In the rare cases where historical memory does get passed on, the benefits are clear. Look to the experience of former Python Benevolent Dictator for Life Guido van Rossum, who took a job at Dropbox in 2012. As the initial designer and developer of Python, van Rossum not only had arguably the most experience with the language, but also the institutional memory of why design changes were made. At Dropbox, he encouraged the development of mypy, a type-checking library for Python.
Because of van Rossum’s experience with the Python codebase and community, he recognized the desire, and need, for type hints as larger companies ran into the limitations of running Python without type checking. He hired Jukka Lehtosalo to undertake the project, and, encouraging the building out of type-checking architecture, also promoted its spread among various teams at Dropbox. Under van Rossum’s guidance, Dropbox has been migrating to Python 3, the latest version of the language, a process that many other large companies have struggled with. (Python 2 is slated to be sunset in January 2020.)
Cutting across time and place, even small bits of institutional knowledge can save a company hundreds of hours. For example, our analyst team’s efforts to learn Hadoop were greatly accelerated when an experienced Unix admin joined the team.

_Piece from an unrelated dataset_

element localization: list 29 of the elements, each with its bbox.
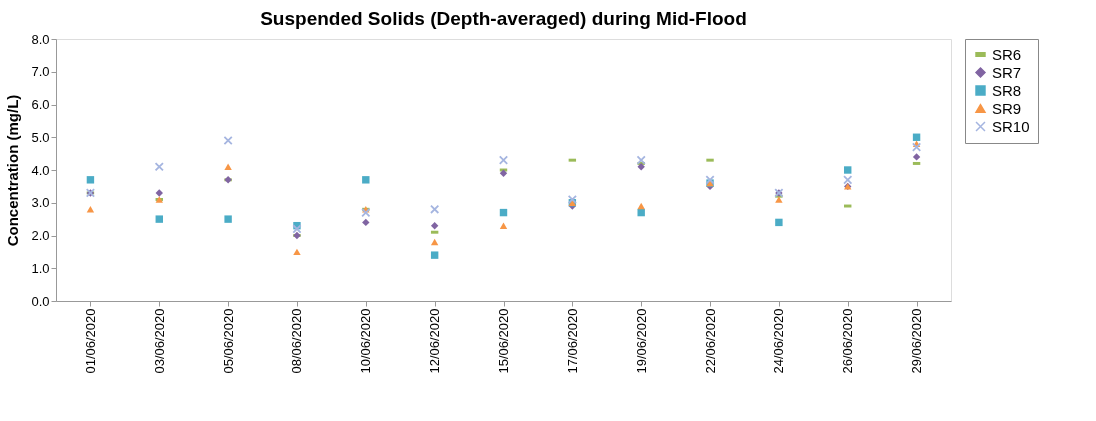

Mentorship can also help people become more productive developers when they may otherwise have left the company or stagnated in their roles. Today, some organizations offer formal mentorship programs, including Airbnb, Pinterest, and Adobe.
A handful of years after Hadoop gained popularity, the platform is losing ground as alternatives like Spark (also based on MapReduce) and cloud-based ETL solutions take its place. (Even now, some are looking to Dask in favor of Spark.) We see similar trends in software engineering at large: companies shuttling between monoliths and microservices, or between single, on-prem servers and the cloud. Iteration and incremental improvement is a natural feature of technology—everyone wants devices to be smaller and code to run more quickly. However, these technological iterations are also due in part to the lack of historical continuity provided by formal mentorship practices. Much of the time no one steps in to say, “Wait—we just did this five years ago.” If they did, perhaps we’d see tech stacks change at a more reasonable pace—and work with more stable architectures as a result.